Disorders in Immunity

Anaphylaxis

Anaphylaxis is a systemic reaction that involves airway obstruction and circulatory collapse and can be fatal.

Anaphylaxis is a severe and rapidly developing allergic reaction that may involve eczema, swelling in the face or throat, drops in blood pressure, and digestive upset. Eczema is a skin condition in which patches of skin become rough, itchy, and inflamed. Anaphylaxis is mediated by immunoglobulin E (IgE). It presents almost immediately, with a severe reaction occurring within minutes of secondary exposure to the causative antigen. Because IgE is the mediator, anaphylaxis is an extreme type I hypersensitivity.

Symptoms of anaphylaxis are varied but tend to involve a combination of rash, drops in blood pressure (causing lightheadedness), digestive upset, and swelling in the throat and face. In more extreme reactions, bronchial contraction and fluid collection in the larynx result in respiratory distress, and reductions in blood pressure cause acute vascular collapse, or the collapse of blood vessels leading to oxygen deprivation in the body tissues. Without rapid treatment severe anaphylaxis can stop breathing and circulation, resulting in death.

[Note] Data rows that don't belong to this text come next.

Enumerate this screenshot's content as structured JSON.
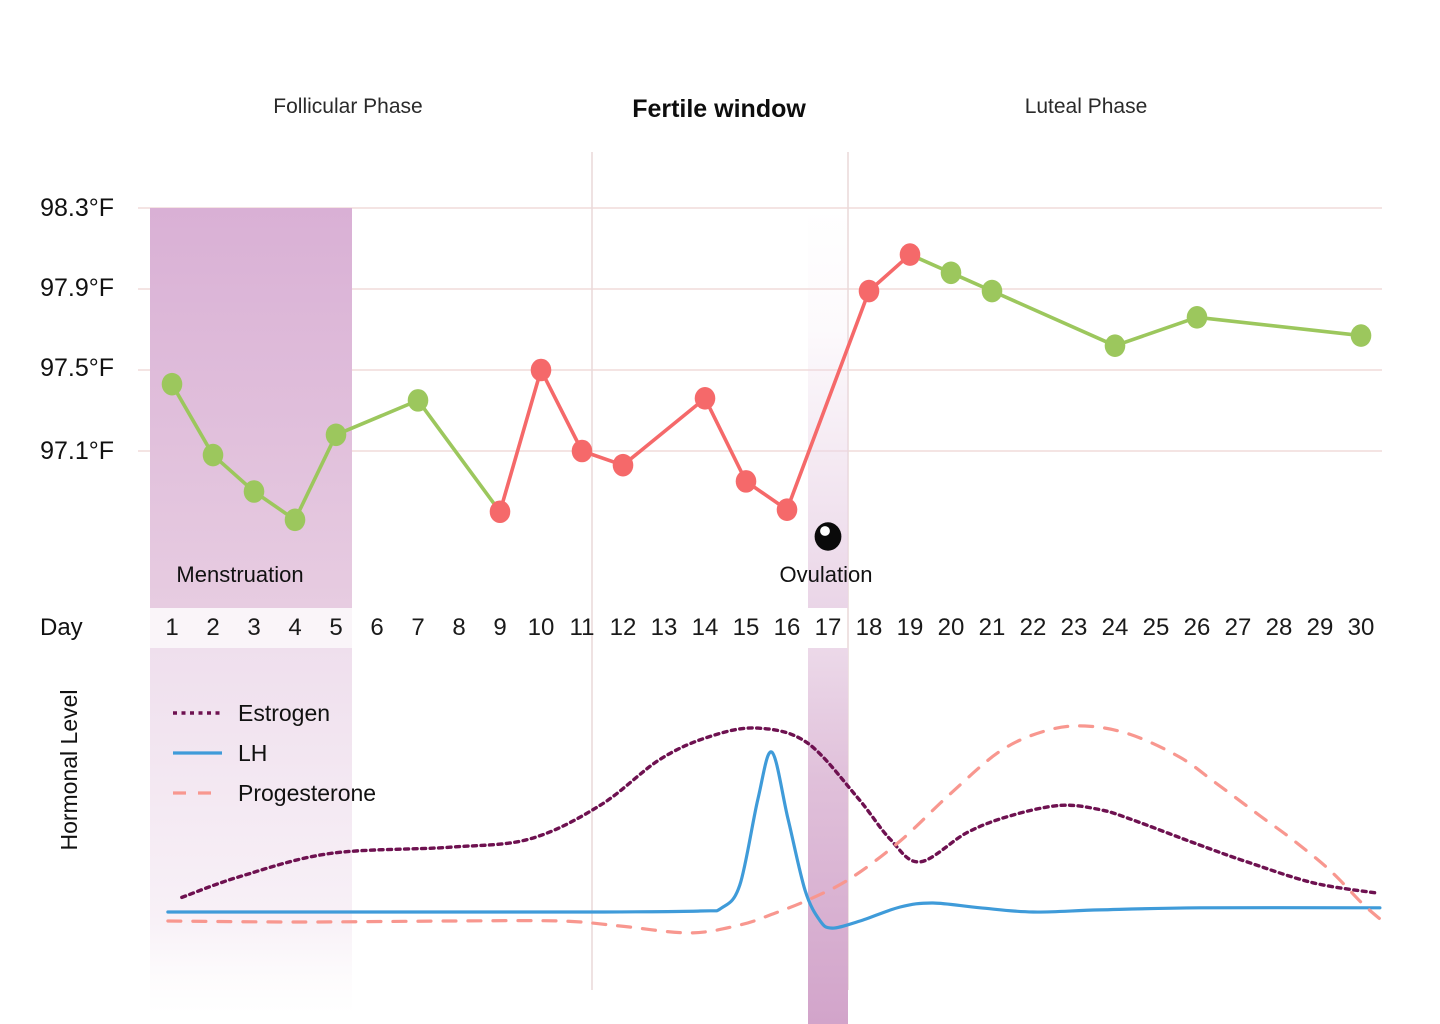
{
  "header": {
    "follicular_label": "Follicular Phase",
    "fertile_label": "Fertile window",
    "luteal_label": "Luteal Phase"
  },
  "axis": {
    "day_label": "Day",
    "days": [
      1,
      2,
      3,
      4,
      5,
      6,
      7,
      8,
      9,
      10,
      11,
      12,
      13,
      14,
      15,
      16,
      17,
      18,
      19,
      20,
      21,
      22,
      23,
      24,
      25,
      26,
      27,
      28,
      29,
      30
    ],
    "temp_ticks": [
      {
        "value": 98.3,
        "label": "98.3°F"
      },
      {
        "value": 97.9,
        "label": "97.9°F"
      },
      {
        "value": 97.5,
        "label": "97.5°F"
      },
      {
        "value": 97.1,
        "label": "97.1°F"
      }
    ],
    "hormone_axis_label": "Hormonal Level"
  },
  "annotations": {
    "menstruation_label": "Menstruation",
    "ovulation_label": "Ovulation"
  },
  "legend": [
    {
      "name": "Estrogen",
      "style": "dotted"
    },
    {
      "name": "LH",
      "style": "solid"
    },
    {
      "name": "Progesterone",
      "style": "dashed"
    }
  ],
  "colors": {
    "green": "#9cc75d",
    "red": "#f5696a",
    "estrogen": "#6e1150",
    "lh": "#3f9bd9",
    "progesterone": "#f8978f",
    "grid": "#f3e1df",
    "guide": "#ead9d9",
    "text": "#1a1a1a",
    "band_menstruation_top": "#d9b0d5",
    "band_menstruation_bottom": "#e7cce1",
    "band_ovulation_bottom": "#d2a4ca",
    "marker_black": "#0a0a0a"
  },
  "chart_data": [
    {
      "type": "line",
      "name": "basal-body-temperature",
      "x_axis": {
        "label": "Day",
        "range": [
          1,
          30
        ]
      },
      "y_axis": {
        "unit": "°F",
        "ticks": [
          98.3,
          97.9,
          97.5,
          97.1
        ]
      },
      "points": [
        {
          "day": 1,
          "temp": 97.43,
          "color": "green"
        },
        {
          "day": 2,
          "temp": 97.08,
          "color": "green"
        },
        {
          "day": 3,
          "temp": 96.9,
          "color": "green"
        },
        {
          "day": 4,
          "temp": 96.76,
          "color": "green"
        },
        {
          "day": 5,
          "temp": 97.18,
          "color": "green"
        },
        {
          "day": 7,
          "temp": 97.35,
          "color": "green"
        },
        {
          "day": 9,
          "temp": 96.8,
          "color": "red"
        },
        {
          "day": 10,
          "temp": 97.5,
          "color": "red"
        },
        {
          "day": 11,
          "temp": 97.1,
          "color": "red"
        },
        {
          "day": 12,
          "temp": 97.03,
          "color": "red"
        },
        {
          "day": 14,
          "temp": 97.36,
          "color": "red"
        },
        {
          "day": 15,
          "temp": 96.95,
          "color": "red"
        },
        {
          "day": 16,
          "temp": 96.81,
          "color": "red"
        },
        {
          "day": 18,
          "temp": 97.89,
          "color": "red"
        },
        {
          "day": 19,
          "temp": 98.07,
          "color": "red"
        },
        {
          "day": 20,
          "temp": 97.98,
          "color": "green"
        },
        {
          "day": 21,
          "temp": 97.89,
          "color": "green"
        },
        {
          "day": 24,
          "temp": 97.62,
          "color": "green"
        },
        {
          "day": 26,
          "temp": 97.76,
          "color": "green"
        },
        {
          "day": 30,
          "temp": 97.67,
          "color": "green"
        }
      ],
      "segment_colors": [
        "green",
        "green",
        "green",
        "green",
        "green",
        "green",
        "red",
        "red",
        "red",
        "red",
        "red",
        "red",
        "red",
        "red",
        "green",
        "green",
        "green",
        "green",
        "green"
      ],
      "regions": [
        {
          "label": "Menstruation",
          "day_start": 1,
          "day_end": 5
        },
        {
          "label": "Fertile window",
          "day_start": 11.2,
          "day_end": 17.5
        },
        {
          "label": "Ovulation",
          "day": 17
        }
      ]
    },
    {
      "type": "line",
      "name": "hormone-levels",
      "y_axis_label": "Hormonal Level",
      "level_scale": [
        0,
        1
      ],
      "series": [
        {
          "name": "Estrogen",
          "style": "dotted",
          "points": [
            [
              1.24,
              0.18
            ],
            [
              2.66,
              0.28
            ],
            [
              4.85,
              0.39
            ],
            [
              7.78,
              0.42
            ],
            [
              9.73,
              0.46
            ],
            [
              11.44,
              0.62
            ],
            [
              12.9,
              0.84
            ],
            [
              14.12,
              0.95
            ],
            [
              15.29,
              0.99
            ],
            [
              16.49,
              0.92
            ],
            [
              17.71,
              0.66
            ],
            [
              18.51,
              0.46
            ],
            [
              19.24,
              0.35
            ],
            [
              20.39,
              0.49
            ],
            [
              21.44,
              0.57
            ],
            [
              22.66,
              0.62
            ],
            [
              23.63,
              0.6
            ],
            [
              24.44,
              0.55
            ],
            [
              26.07,
              0.43
            ],
            [
              27.22,
              0.35
            ],
            [
              28.83,
              0.25
            ],
            [
              30.41,
              0.2
            ]
          ]
        },
        {
          "name": "LH",
          "style": "solid",
          "points": [
            [
              0.9,
              0.11
            ],
            [
              6.56,
              0.11
            ],
            [
              11.44,
              0.11
            ],
            [
              13.88,
              0.115
            ],
            [
              14.41,
              0.13
            ],
            [
              14.85,
              0.24
            ],
            [
              15.29,
              0.65
            ],
            [
              15.63,
              0.875
            ],
            [
              16.02,
              0.56
            ],
            [
              16.44,
              0.215
            ],
            [
              16.8,
              0.07
            ],
            [
              17.1,
              0.033
            ],
            [
              17.78,
              0.067
            ],
            [
              18.76,
              0.134
            ],
            [
              19.56,
              0.153
            ],
            [
              20.71,
              0.13
            ],
            [
              22,
              0.11
            ],
            [
              23.63,
              0.12
            ],
            [
              26.07,
              0.13
            ],
            [
              30.46,
              0.13
            ]
          ]
        },
        {
          "name": "Progesterone",
          "style": "dashed",
          "points": [
            [
              0.9,
              0.067
            ],
            [
              4.12,
              0.062
            ],
            [
              7.78,
              0.067
            ],
            [
              10.46,
              0.067
            ],
            [
              11.93,
              0.043
            ],
            [
              13.63,
              0.01
            ],
            [
              14.85,
              0.048
            ],
            [
              15.71,
              0.105
            ],
            [
              16.56,
              0.172
            ],
            [
              17.54,
              0.27
            ],
            [
              18.76,
              0.45
            ],
            [
              19.98,
              0.675
            ],
            [
              21.2,
              0.88
            ],
            [
              22.29,
              0.976
            ],
            [
              23.27,
              1.0
            ],
            [
              24.37,
              0.96
            ],
            [
              25.59,
              0.85
            ],
            [
              26.44,
              0.73
            ],
            [
              27.54,
              0.57
            ],
            [
              28.34,
              0.455
            ],
            [
              29.24,
              0.31
            ],
            [
              30.02,
              0.153
            ],
            [
              30.46,
              0.077
            ]
          ]
        }
      ]
    }
  ]
}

Allergens causing anaphylaxis are environmental in origin but can come from a wide range of sources. Common antigens are from foods, drugs, insect venom, and latex. In some people, latex allergens bind with IgE antibodies on mast cells and basophils. This causes a release of histamine and other mediators that results in the symptoms of itching, sneezing, rash, and even anaphylaxis. Many foods result in anaphylactic allergic reactions, including nuts and peanuts, shellfish, and eggs. Similarly, common drugs may induce anaphylaxis, including beta-lactam antibiotics such as penicillin and nonsteroidal anti-inflammatory medications such as ibuprofen.

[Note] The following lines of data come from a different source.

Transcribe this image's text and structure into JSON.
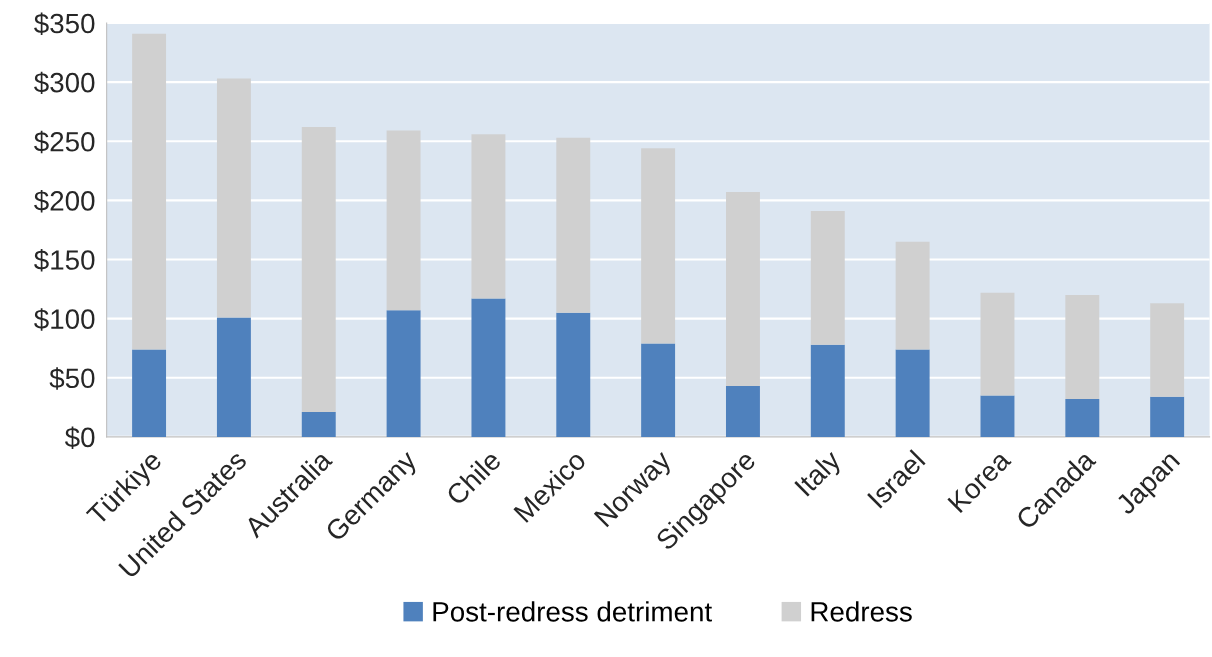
{
  "chart_data": {
    "type": "bar",
    "stacked": true,
    "categories": [
      "Türkiye",
      "United States",
      "Australia",
      "Germany",
      "Chile",
      "Mexico",
      "Norway",
      "Singapore",
      "Italy",
      "Israel",
      "Korea",
      "Canada",
      "Japan"
    ],
    "series": [
      {
        "name": "Post-redress detriment",
        "color": "#4f81bd",
        "values": [
          74,
          101,
          21,
          107,
          117,
          105,
          79,
          43,
          78,
          74,
          35,
          32,
          34
        ]
      },
      {
        "name": "Redress",
        "color": "#d0d0d0",
        "values": [
          267,
          202,
          241,
          152,
          139,
          148,
          165,
          164,
          113,
          91,
          87,
          88,
          79
        ]
      }
    ],
    "ylim": [
      0,
      350
    ],
    "yticks": [
      {
        "value": 0,
        "label": "$0"
      },
      {
        "value": 50,
        "label": "$50"
      },
      {
        "value": 100,
        "label": "$100"
      },
      {
        "value": 150,
        "label": "$150"
      },
      {
        "value": 200,
        "label": "$200"
      },
      {
        "value": 250,
        "label": "$250"
      },
      {
        "value": 300,
        "label": "$300"
      },
      {
        "value": 350,
        "label": "$350"
      }
    ],
    "grid": "y",
    "legend": "bottom"
  }
}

The main preventive action against anaphylactic reactions involves avoiding the causative allergen. This is reasonable for antigens such as those arising from a penicillin allergy, but avoidance is more difficult for allergens in foods and is not necessarily possible for allergens such as insect venom. Some patients susceptible to anaphylaxis may respond well to desensitization treatment in which small quantities of the antigen are injected and the quantity is increased over time. Desensitization is more effective against allergies for insect venoms than for food allergies, which can be quite dangerous.

Treatment of anaphylaxis with antihistamines tends to be ineffective because the histamines causing the reaction have already been released by the time the antihistamine can be administered. During an anaphylactic reaction, the causative antigen is bound by mast cells that release histamine. The histamines induce intense bronchial smooth muscle contraction, increased vascular permeability, and increased secretions (nasal, bronchial, and gastric). Fortunately, intramuscular injection of epinephrine provides an efficacious treatment. It acts by constricting the blood vessels, which helps decrease swelling and increase blood pressure. Epinephrine increases heart contraction and rate and relaxes muscles around the lung airways, which opens the airways and improves breathing. It is recommended that patients with a history of anaphylaxis constantly carry a self-injectable dose of epinephrine in the event that they come into contact with their causative allergen.

Organs and Systems Affected During Anaphylaxis

A variety of allergens can incite an IgE type I anaphylactic response, including different types of food, materials such as latex, venom from bee stings or snake bites, and medications such as penicillin or sulfa drugs. Recognizing the symptoms of anaphylaxis, including swelling of tissues, decrease in blood pressure, and trouble breathing, is key to prompt, life-saving treatment.